Claude Simon, Le Tramway (extrait)
Le Tramway, éditions de Minuit 2001, pp. 124-125
(... si, tout de même, un peu : émotion chaque fois renouvelée lorsque après de longues heures dans l’avion qui semble immobile au-dessus de l’océan sans repères le voyageur relevant les yeux de sur le livre ou le magazine qu’il était en train de feuilleter s’aperçoit soudain que vers l’avant tout l’horizon est obstrué par une côte - ou plutôt un continent - comme tout à coup matérialisé à partir du néant, et ceci non pas sous l’aspect habituel que découvre un voyageur regardant s’approcher une terre mais, au contraire, car « cela » semble s’avancer lentement, ou plutôt inexorablement, à la façon sournoise et imparable dont s’avancent les reptiles ou la lave d’un volcan, comme une sorte de plaque ou plutôt de croûte dérivant lentement à la surface du globe terrestre.
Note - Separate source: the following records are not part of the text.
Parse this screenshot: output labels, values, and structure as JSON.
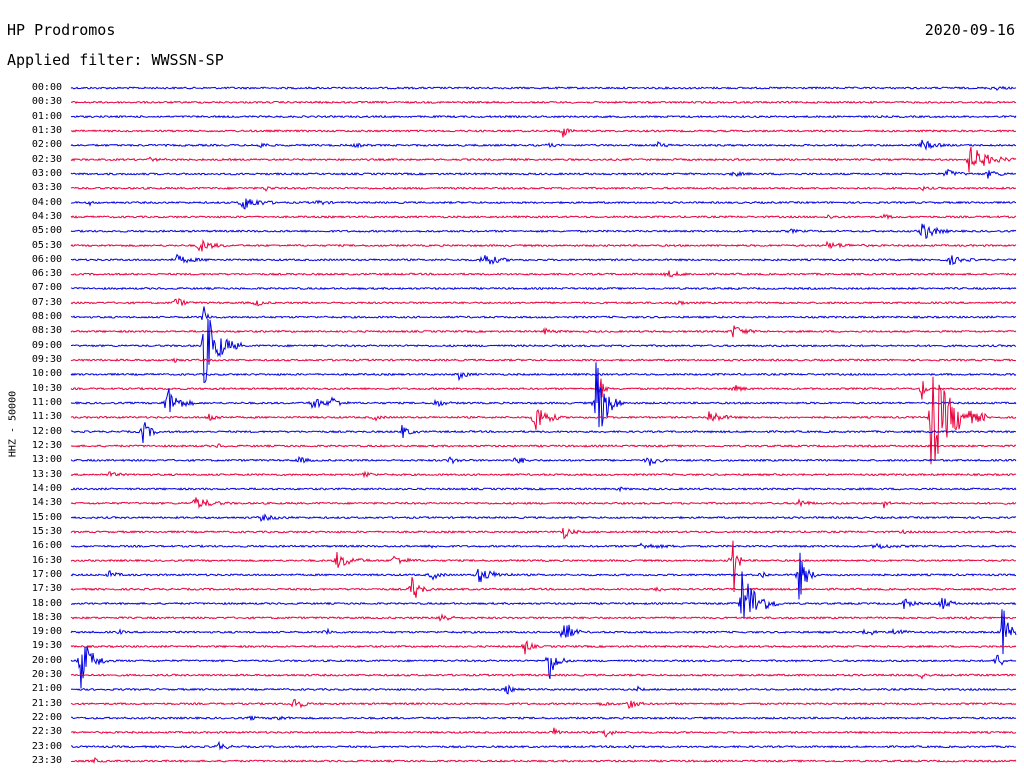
{
  "header": {
    "station": "HP Prodromos",
    "date": "2020-09-16",
    "filter": "Applied filter: WWSSN-SP"
  },
  "channel_label": "HHZ - 50000",
  "colors": {
    "blue": "#0000e0",
    "red": "#e8003c"
  },
  "rows": [
    {
      "label": "00:00",
      "events": [
        {
          "t": 0.975,
          "amp": 3,
          "dur": 0.02
        }
      ]
    },
    {
      "label": "00:30",
      "events": []
    },
    {
      "label": "01:00",
      "events": []
    },
    {
      "label": "01:30",
      "events": [
        {
          "t": 0.52,
          "amp": 7,
          "dur": 0.015
        }
      ]
    },
    {
      "label": "02:00",
      "events": [
        {
          "t": 0.2,
          "amp": 4,
          "dur": 0.015
        },
        {
          "t": 0.3,
          "amp": 2,
          "dur": 0.02
        },
        {
          "t": 0.505,
          "amp": 2,
          "dur": 0.015
        },
        {
          "t": 0.62,
          "amp": 3,
          "dur": 0.02
        },
        {
          "t": 0.9,
          "amp": 6,
          "dur": 0.03
        }
      ]
    },
    {
      "label": "02:30",
      "events": [
        {
          "t": 0.082,
          "amp": 2,
          "dur": 0.02
        },
        {
          "t": 0.95,
          "amp": 15,
          "dur": 0.05
        }
      ]
    },
    {
      "label": "03:00",
      "events": [
        {
          "t": 0.7,
          "amp": 3,
          "dur": 0.02
        },
        {
          "t": 0.925,
          "amp": 5,
          "dur": 0.03
        },
        {
          "t": 0.97,
          "amp": 4,
          "dur": 0.03
        }
      ]
    },
    {
      "label": "03:30",
      "events": [
        {
          "t": 0.205,
          "amp": 3,
          "dur": 0.015
        },
        {
          "t": 0.9,
          "amp": 2,
          "dur": 0.015
        }
      ]
    },
    {
      "label": "04:00",
      "events": [
        {
          "t": 0.02,
          "amp": 2,
          "dur": 0.01
        },
        {
          "t": 0.18,
          "amp": 9,
          "dur": 0.04
        },
        {
          "t": 0.26,
          "amp": 3,
          "dur": 0.02
        }
      ]
    },
    {
      "label": "04:30",
      "events": [
        {
          "t": 0.8,
          "amp": 2,
          "dur": 0.02
        },
        {
          "t": 0.86,
          "amp": 2,
          "dur": 0.02
        }
      ]
    },
    {
      "label": "05:00",
      "events": [
        {
          "t": 0.9,
          "amp": 12,
          "dur": 0.03
        },
        {
          "t": 0.76,
          "amp": 2,
          "dur": 0.02
        }
      ]
    },
    {
      "label": "05:30",
      "events": [
        {
          "t": 0.135,
          "amp": 8,
          "dur": 0.03
        },
        {
          "t": 0.8,
          "amp": 3,
          "dur": 0.05
        }
      ]
    },
    {
      "label": "06:00",
      "events": [
        {
          "t": 0.11,
          "amp": 5,
          "dur": 0.04
        },
        {
          "t": 0.435,
          "amp": 10,
          "dur": 0.03
        },
        {
          "t": 0.93,
          "amp": 5,
          "dur": 0.03
        }
      ]
    },
    {
      "label": "06:30",
      "events": [
        {
          "t": 0.63,
          "amp": 4,
          "dur": 0.03
        }
      ]
    },
    {
      "label": "07:00",
      "events": []
    },
    {
      "label": "07:30",
      "events": [
        {
          "t": 0.11,
          "amp": 7,
          "dur": 0.02
        },
        {
          "t": 0.195,
          "amp": 5,
          "dur": 0.015
        },
        {
          "t": 0.64,
          "amp": 4,
          "dur": 0.015
        }
      ]
    },
    {
      "label": "08:00",
      "events": [
        {
          "t": 0.14,
          "amp": 15,
          "dur": 0.01
        }
      ]
    },
    {
      "label": "08:30",
      "events": [
        {
          "t": 0.5,
          "amp": 3,
          "dur": 0.02
        },
        {
          "t": 0.7,
          "amp": 7,
          "dur": 0.03
        }
      ]
    },
    {
      "label": "09:00",
      "events": [
        {
          "t": 0.14,
          "amp": 45,
          "dur": 0.04
        }
      ]
    },
    {
      "label": "09:30",
      "events": [
        {
          "t": 0.11,
          "amp": 3,
          "dur": 0.01
        }
      ]
    },
    {
      "label": "10:00",
      "events": [
        {
          "t": 0.41,
          "amp": 5,
          "dur": 0.02
        }
      ]
    },
    {
      "label": "10:30",
      "events": [
        {
          "t": 0.56,
          "amp": 15,
          "dur": 0.01
        },
        {
          "t": 0.7,
          "amp": 5,
          "dur": 0.02
        },
        {
          "t": 0.9,
          "amp": 14,
          "dur": 0.01
        }
      ]
    },
    {
      "label": "11:00",
      "events": [
        {
          "t": 0.1,
          "amp": 22,
          "dur": 0.03
        },
        {
          "t": 0.255,
          "amp": 8,
          "dur": 0.025
        },
        {
          "t": 0.275,
          "amp": 8,
          "dur": 0.02
        },
        {
          "t": 0.385,
          "amp": 5,
          "dur": 0.02
        },
        {
          "t": 0.555,
          "amp": 50,
          "dur": 0.03
        }
      ]
    },
    {
      "label": "11:30",
      "events": [
        {
          "t": 0.145,
          "amp": 5,
          "dur": 0.02
        },
        {
          "t": 0.32,
          "amp": 4,
          "dur": 0.015
        },
        {
          "t": 0.49,
          "amp": 20,
          "dur": 0.03
        },
        {
          "t": 0.675,
          "amp": 8,
          "dur": 0.03
        },
        {
          "t": 0.91,
          "amp": 55,
          "dur": 0.06
        }
      ]
    },
    {
      "label": "12:00",
      "events": [
        {
          "t": 0.075,
          "amp": 15,
          "dur": 0.02
        },
        {
          "t": 0.35,
          "amp": 7,
          "dur": 0.02
        }
      ]
    },
    {
      "label": "12:30",
      "events": [
        {
          "t": 0.155,
          "amp": 3,
          "dur": 0.01
        }
      ]
    },
    {
      "label": "13:00",
      "events": [
        {
          "t": 0.24,
          "amp": 4,
          "dur": 0.02
        },
        {
          "t": 0.4,
          "amp": 4,
          "dur": 0.02
        },
        {
          "t": 0.47,
          "amp": 6,
          "dur": 0.02
        },
        {
          "t": 0.61,
          "amp": 8,
          "dur": 0.02
        }
      ]
    },
    {
      "label": "13:30",
      "events": [
        {
          "t": 0.04,
          "amp": 3,
          "dur": 0.02
        },
        {
          "t": 0.31,
          "amp": 5,
          "dur": 0.015
        }
      ]
    },
    {
      "label": "14:00",
      "events": [
        {
          "t": 0.58,
          "amp": 2,
          "dur": 0.01
        }
      ]
    },
    {
      "label": "14:30",
      "events": [
        {
          "t": 0.13,
          "amp": 7,
          "dur": 0.04
        },
        {
          "t": 0.77,
          "amp": 5,
          "dur": 0.02
        },
        {
          "t": 0.86,
          "amp": 5,
          "dur": 0.01
        }
      ]
    },
    {
      "label": "15:00",
      "events": [
        {
          "t": 0.2,
          "amp": 3,
          "dur": 0.04
        }
      ]
    },
    {
      "label": "15:30",
      "events": [
        {
          "t": 0.52,
          "amp": 8,
          "dur": 0.02
        },
        {
          "t": 0.88,
          "amp": 2,
          "dur": 0.01
        }
      ]
    },
    {
      "label": "16:00",
      "events": [
        {
          "t": 0.38,
          "amp": 3,
          "dur": 0.01
        },
        {
          "t": 0.6,
          "amp": 3,
          "dur": 0.05
        },
        {
          "t": 0.85,
          "amp": 3,
          "dur": 0.04
        }
      ]
    },
    {
      "label": "16:30",
      "events": [
        {
          "t": 0.28,
          "amp": 9,
          "dur": 0.04
        },
        {
          "t": 0.34,
          "amp": 6,
          "dur": 0.03
        },
        {
          "t": 0.7,
          "amp": 60,
          "dur": 0.01
        }
      ]
    },
    {
      "label": "17:00",
      "events": [
        {
          "t": 0.04,
          "amp": 4,
          "dur": 0.02
        },
        {
          "t": 0.38,
          "amp": 6,
          "dur": 0.02
        },
        {
          "t": 0.43,
          "amp": 9,
          "dur": 0.04
        },
        {
          "t": 0.73,
          "amp": 7,
          "dur": 0.01
        },
        {
          "t": 0.77,
          "amp": 28,
          "dur": 0.02
        }
      ]
    },
    {
      "label": "17:30",
      "events": [
        {
          "t": 0.36,
          "amp": 18,
          "dur": 0.02
        },
        {
          "t": 0.62,
          "amp": 4,
          "dur": 0.01
        }
      ]
    },
    {
      "label": "18:00",
      "events": [
        {
          "t": 0.71,
          "amp": 40,
          "dur": 0.04
        },
        {
          "t": 0.88,
          "amp": 7,
          "dur": 0.02
        },
        {
          "t": 0.92,
          "amp": 10,
          "dur": 0.02
        }
      ]
    },
    {
      "label": "18:30",
      "events": [
        {
          "t": 0.39,
          "amp": 7,
          "dur": 0.02
        },
        {
          "t": 0.95,
          "amp": 3,
          "dur": 0.01
        }
      ]
    },
    {
      "label": "19:00",
      "events": [
        {
          "t": 0.05,
          "amp": 3,
          "dur": 0.01
        },
        {
          "t": 0.27,
          "amp": 7,
          "dur": 0.01
        },
        {
          "t": 0.52,
          "amp": 20,
          "dur": 0.02
        },
        {
          "t": 0.84,
          "amp": 6,
          "dur": 0.02
        },
        {
          "t": 0.87,
          "amp": 7,
          "dur": 0.02
        },
        {
          "t": 0.985,
          "amp": 30,
          "dur": 0.02
        }
      ]
    },
    {
      "label": "19:30",
      "events": [
        {
          "t": 0.48,
          "amp": 9,
          "dur": 0.015
        }
      ]
    },
    {
      "label": "20:00",
      "events": [
        {
          "t": 0.01,
          "amp": 30,
          "dur": 0.03
        },
        {
          "t": 0.505,
          "amp": 25,
          "dur": 0.02
        },
        {
          "t": 0.98,
          "amp": 20,
          "dur": 0.01
        }
      ]
    },
    {
      "label": "20:30",
      "events": [
        {
          "t": 0.9,
          "amp": 3,
          "dur": 0.01
        }
      ]
    },
    {
      "label": "21:00",
      "events": [
        {
          "t": 0.46,
          "amp": 6,
          "dur": 0.015
        },
        {
          "t": 0.6,
          "amp": 2,
          "dur": 0.01
        }
      ]
    },
    {
      "label": "21:30",
      "events": [
        {
          "t": 0.235,
          "amp": 10,
          "dur": 0.02
        },
        {
          "t": 0.56,
          "amp": 3,
          "dur": 0.02
        },
        {
          "t": 0.59,
          "amp": 6,
          "dur": 0.02
        }
      ]
    },
    {
      "label": "22:00",
      "events": [
        {
          "t": 0.19,
          "amp": 3,
          "dur": 0.01
        },
        {
          "t": 0.215,
          "amp": 4,
          "dur": 0.02
        }
      ]
    },
    {
      "label": "22:30",
      "events": [
        {
          "t": 0.51,
          "amp": 5,
          "dur": 0.02
        },
        {
          "t": 0.565,
          "amp": 7,
          "dur": 0.015
        }
      ]
    },
    {
      "label": "23:00",
      "events": [
        {
          "t": 0.155,
          "amp": 5,
          "dur": 0.02
        },
        {
          "t": 0.59,
          "amp": 4,
          "dur": 0.01
        }
      ]
    },
    {
      "label": "23:30",
      "events": [
        {
          "t": 0.025,
          "amp": 3,
          "dur": 0.01
        }
      ]
    }
  ]
}
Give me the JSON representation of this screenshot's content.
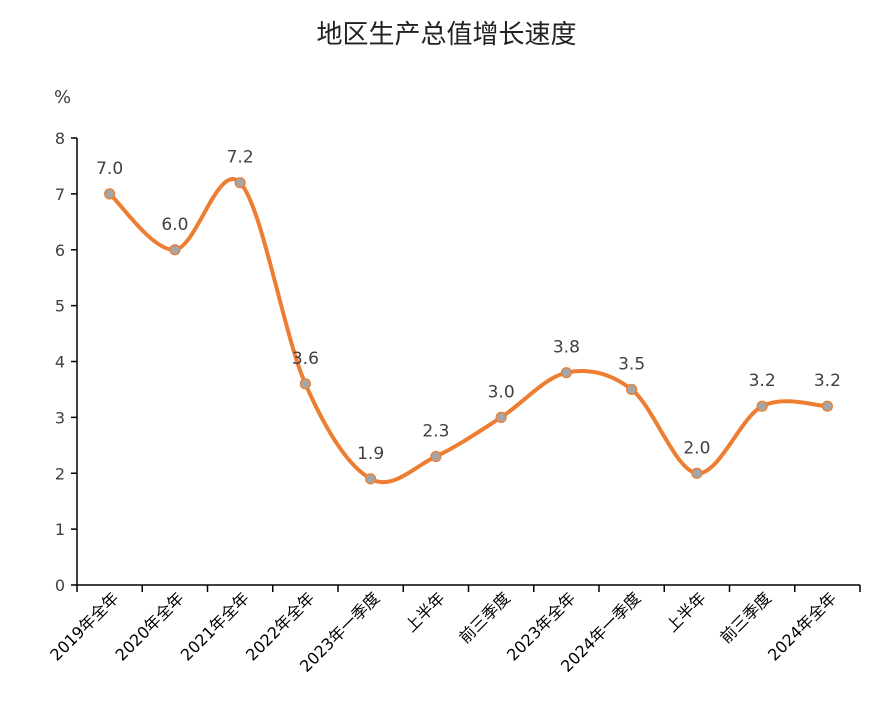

Comme si on avait le privilège d’assister des millions d’années plus tôt à cette lente dérive de continents à la rencontre - ou s’écartant - les uns des autres, croûte non pas plate mais, semble-t-il, concave, épousant la rotondité du globe, comme moulée sur lui, comme si, doré par le soleil et apparemment désert, un fragment de son écorce était surpris dans son irrépressible errance, avec ses plaines, ses montagnes, ses rivières, ses forêts, vierge d’habitants, superbe, inquiétant, empreint de cette majesté pour ainsi dire cosmique de la matière livrée à ses seules lois, s’attirant, se repoussant ou se fracassant dans une sauvage et majestueuse lenteur.)